Exhortation to prayer, praises and anointing the sick with oil, by Rev. John Kwasi Fosu

Amazing Grace Baptist Church, Hamburg – Bible Study Material on James 5:13-16

James 5:13-16 focuses on the exhortation on prayer amid challenging circumstances, whether general or more specific such as in times of sicknesses. James’ teaching about prayer in this context forms one of the three concluding exhortations. The other two concluding exhortations are the prohibition of oaths previously discussed in James 5:12 and the responsibility to bring back sinning brothers to be studied in James 5:19-20.

The need to pray amid suffering
Some New Testament letters such as 1 Thessalonians 5:17 end with an exhortation to pray. In this context, however, James invites his readers to pray amid suffering. The kind of suffering that James is talking about is not clear. However, it is worth noting that since James had previously talked about suffering in James 5:1-11, it is most likely that James is talking about a kind of suffering relating to one’s faithfulness to God just like the ones experienced by the Old Testament prophets and Job. However, it could also be used in reference to general forms of suffering encompassing poverty, illness and death. To James therefore, what should be a response as we experience suffering is prayer.

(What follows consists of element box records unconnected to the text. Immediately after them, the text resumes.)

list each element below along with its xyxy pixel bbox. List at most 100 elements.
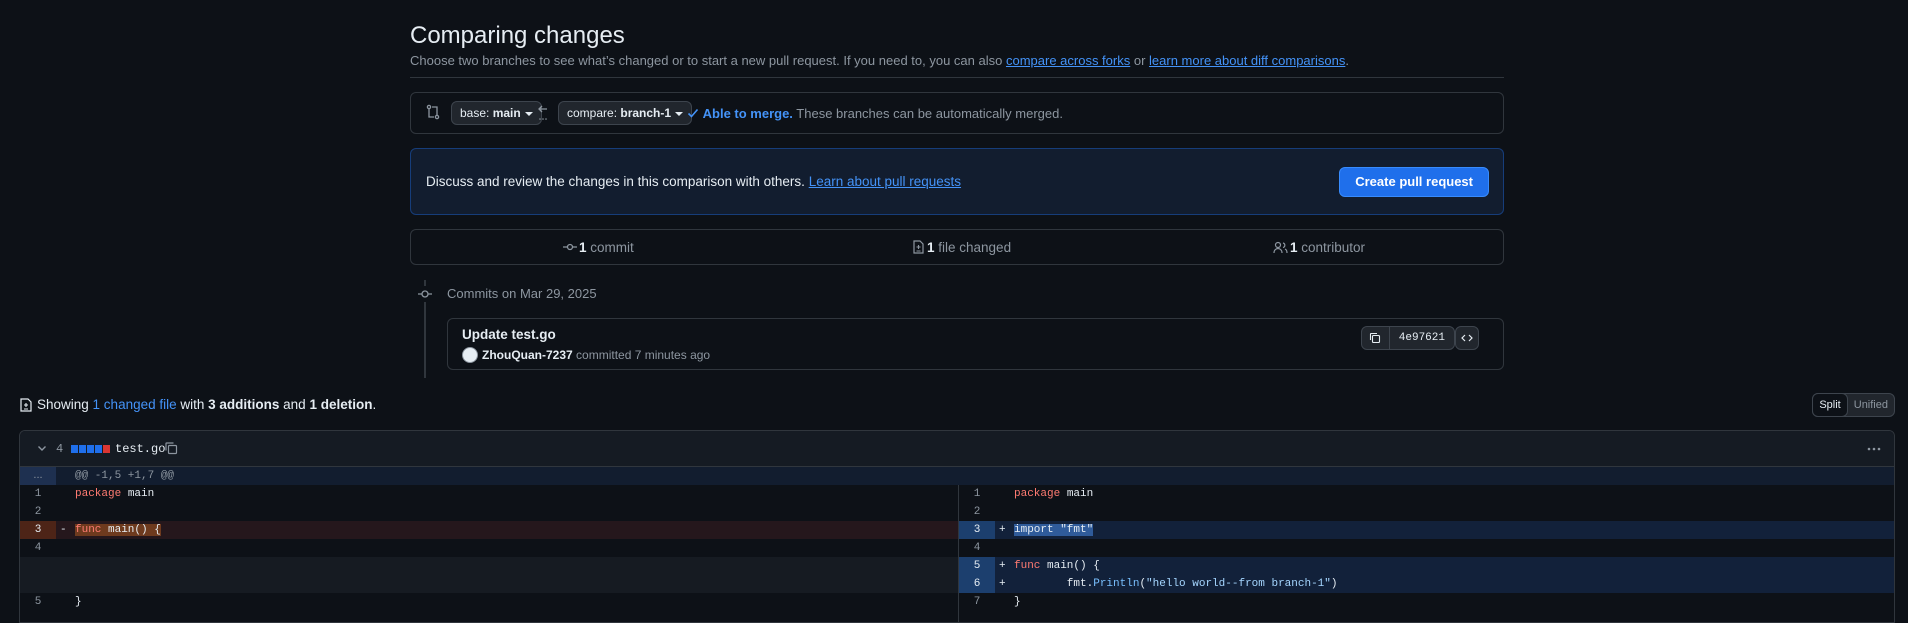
line-number[interactable]: 5 [959, 557, 995, 575]
deletions-count: 1 deletion [309, 397, 373, 412]
line-number[interactable]: 3 [959, 521, 995, 539]
discuss-banner: Discuss and review the changes in this c… [410, 148, 1504, 215]
summary-and: and [279, 397, 310, 412]
commits-count: 1 [579, 240, 587, 255]
deleted-highlight: func main() { [75, 524, 161, 536]
learn-pull-requests-link[interactable]: Learn about pull requests [809, 174, 961, 189]
line-number[interactable]: 3 [20, 521, 56, 539]
copy-icon[interactable] [164, 441, 178, 455]
merge-status: Able to merge. These branches can be aut… [687, 106, 1063, 121]
caret-down-icon [675, 111, 684, 116]
learn-diff-comparisons-link[interactable]: learn more about diff comparisons [1149, 53, 1345, 68]
token-keyword: package [1014, 488, 1061, 500]
commits-stat[interactable]: 1 commit [563, 240, 634, 255]
commit-meta: ZhouQuan-7237 committed 7 minutes ago [462, 347, 710, 363]
base-branch-name: main [492, 106, 521, 120]
diff-line: 2 [959, 503, 1894, 521]
code-line: } [1014, 596, 1021, 608]
unified-view-button[interactable]: Unified [1848, 394, 1894, 416]
discuss-text: Discuss and review the changes in this c… [426, 174, 961, 189]
avatar[interactable] [462, 347, 478, 363]
diff-line-added: 5 + func main() { [959, 557, 1894, 575]
diff-right-pane: 1 package main 2 3 + import "fmt" 4 5 + func … [958, 485, 1894, 622]
line-number[interactable]: 1 [20, 485, 56, 503]
chevron-down-icon[interactable] [36, 442, 48, 454]
changed-files-link[interactable]: 1 changed file [93, 397, 177, 412]
code-line: fmt.Println("hello world--from branch-1"… [1014, 578, 1338, 590]
added-highlight: import "fmt" [1014, 524, 1094, 536]
diff-summary: Showing 1 changed file with 3 additions … [19, 397, 376, 412]
split-view-button[interactable]: Split [1812, 393, 1848, 417]
diff-line-added: 3 + import "fmt" [959, 521, 1894, 539]
create-pull-request-button[interactable]: Create pull request [1339, 167, 1489, 197]
expand-hunk-button[interactable]: ... [20, 467, 56, 485]
compare-branch-select[interactable]: compare: branch-1 [558, 101, 693, 125]
file-diff-icon [20, 398, 32, 412]
diff-marker: + [999, 524, 1006, 536]
commits-label: commit [586, 240, 634, 255]
file-diff: 4 test.go ... @@ -1,5 +1,7 @@ 1 package m… [19, 430, 1895, 623]
compare-branch-name: branch-1 [620, 106, 672, 120]
file-diff-icon [913, 240, 924, 254]
files-stat[interactable]: 1 file changed [911, 240, 1011, 255]
arrow-left-icon [538, 105, 547, 120]
line-number[interactable]: 7 [959, 593, 995, 611]
commit-icon [563, 243, 577, 251]
contributors-label: contributor [1297, 240, 1366, 255]
diff-line-empty [20, 557, 958, 575]
diff-line-deleted: 3- func main() { [20, 521, 958, 539]
divider [410, 77, 1504, 78]
hunk-header: ... @@ -1,5 +1,7 @@ [20, 467, 1894, 485]
range-editor: base: main compare: branch-1 Able to mer… [410, 92, 1504, 134]
diffstat-block [103, 445, 110, 453]
commit-sha-link[interactable]: 4e97621 [1390, 327, 1454, 349]
line-number[interactable]: 5 [20, 593, 56, 611]
diff-line-added: 6 + fmt.Println("hello world--from branch… [959, 575, 1894, 593]
line-number[interactable]: 2 [959, 503, 995, 521]
line-number[interactable]: 4 [20, 539, 56, 557]
commit-author-link[interactable]: ZhouQuan-7237 [482, 348, 573, 362]
diff-line: 2 [20, 503, 958, 521]
contributors-stat[interactable]: 1 contributor [1273, 240, 1365, 255]
discuss-message: Discuss and review the changes in this c… [426, 174, 809, 189]
diffstat-block [87, 445, 94, 453]
check-icon [687, 108, 699, 118]
diff-marker: + [999, 578, 1006, 590]
compare-across-forks-link[interactable]: compare across forks [1006, 53, 1130, 68]
token-keyword: func [75, 524, 102, 536]
diffstat-block [71, 445, 78, 453]
diffstat-bar [71, 445, 110, 453]
page-subtitle: Choose two branches to see what’s change… [410, 53, 1349, 68]
line-number[interactable]: 4 [959, 539, 995, 557]
file-name-link[interactable]: test.go [115, 442, 165, 456]
commit-node-icon [417, 286, 433, 302]
subtitle-or: or [1130, 53, 1150, 68]
code-icon [1461, 334, 1473, 342]
contributors-count: 1 [1290, 240, 1298, 255]
base-branch-select[interactable]: base: main [451, 101, 542, 125]
diff-view-toggle: Split Unified [1812, 393, 1895, 417]
people-icon [1273, 241, 1288, 254]
code-line: package main [1014, 488, 1094, 500]
kebab-horizontal-icon[interactable] [1866, 441, 1882, 457]
hunk-range: @@ -1,5 +1,7 @@ [75, 470, 175, 482]
token-keyword: func [1014, 560, 1041, 572]
diff-line-empty [20, 575, 958, 593]
token-string: "hello world--from branch-1" [1146, 578, 1331, 590]
browse-repo-button[interactable] [1455, 326, 1479, 350]
subtitle-text: Choose two branches to see what’s change… [410, 53, 1006, 68]
merge-note: These branches can be automatically merg… [792, 106, 1063, 121]
summary-prefix: Showing [37, 397, 93, 412]
diff-line: 4 [20, 539, 958, 557]
line-number[interactable]: 6 [959, 575, 995, 593]
commit-message-link[interactable]: Update test.go [462, 327, 556, 342]
commit-item: Update test.go ZhouQuan-7237 committed 7… [447, 318, 1504, 370]
copy-sha-button[interactable] [1362, 327, 1390, 349]
sha-button-group: 4e97621 [1360, 326, 1455, 350]
file-change-count: 4 [56, 442, 64, 456]
line-number[interactable]: 2 [20, 503, 56, 521]
page-title: Comparing changes [410, 22, 625, 49]
line-number[interactable]: 1 [959, 485, 995, 503]
git-compare-icon [426, 104, 440, 120]
caret-down-icon [524, 111, 533, 116]
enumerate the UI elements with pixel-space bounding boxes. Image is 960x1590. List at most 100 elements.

The call to sing praises to God when experiencing peace of mind
James further calls his readers to sing praises amid the state of peace of mind. In other words, to James experiencing a state of wellness of life demands praises. Most importantly, the peace of mind that James talks about here does not describe a situation where one does not experience suffering. For it does not denote the exact opposite of being in trouble. Instead, it describes the peace of mind despite the fact that one is in the midst of suffering. Under this circumstance, they are to praises God. In the congregational context, therefore, one is inclined to imagine that prayer and praise could belong together.

The need for a prayer of faith
Unlike the person suffering who are required to pray, James teaches that the persons going through the specific suffering of sickness are to call the elders of the Church to pray for them. It is not clear why James seems to imply that it is only the sick who have the privilege of benefiting from the prayers of the elders. However, the fact that James invites the sick to call the elders to suggest that the sick are confined to sickbed and cannot go to the elders. This position is strengthened because James 5:15 brings out the idea that the Lord will raise that person up.

Anointing with oil
Accompanying the act of prayer for the sick is James’ related exhortation to anoint the sick with oil. It is worth emphasizing that although James instructs the elders to anoint the sick with oil, James states that the prayer of faith shall heal the sick implies that it is the prayer, rather than the oil that serves as the primary act. In this light, the elders were not instructed to receive money from the sick members of the congregation before praying for them as commonly practiced in some contemporary contexts.

There is no detailed instruction on the kind and symbolic significance of the oil that the elders were asked to apply on the sick. Medicinally, in the first place, oil was used mainly for healing and as a skin conditioner in the ancient world (Lk 10:34). However, as used in this context, and in the second place, since only the elders were required to apply the oil accompanied by prayer, the perspective that anointing with oil symbolically signified presence and power of God intervening in the believer’s physical predicament. This view finds strength given the fact that the disciples used oil to heal all kinds of sickness (Mk 16:13).

Confessing sins to one another
James seems to represent the view that some kinds of suffering have a spiritual connotation. For that reason, James 5:16 implies that confessing sins to one another in the gathered ecclesia brings about forgiveness and consequently leading to healing.

Today’s lesson has focussed on James exhortation to prayer amid suffering of all kinds. Of particular importance to James is that prayer, anointing with oil and confessing of sins were necessary parts of the healing and deliverance processes. The implication here is that one’s physical sickness and thus suffering may have a spiritual origin. The book of Job, however, cautions us against this line of thinking in that God does not allow us to establish automatically a direct logical connection between sickness/suffering and our sins.


1. Wellness of life describes one’s peace of mind despite the fact that one is in the midst of suffering. Explain.

2. How does James’ instruction on the use of anointing oil in James 5:14 relate to how it is practiced in some contemporary African Christian contexts.

3. Under what circumstance can we describe a person’s prayer as a prayer of faith?

4. Using yourself as an example, how is prayer important in our discipleship journey?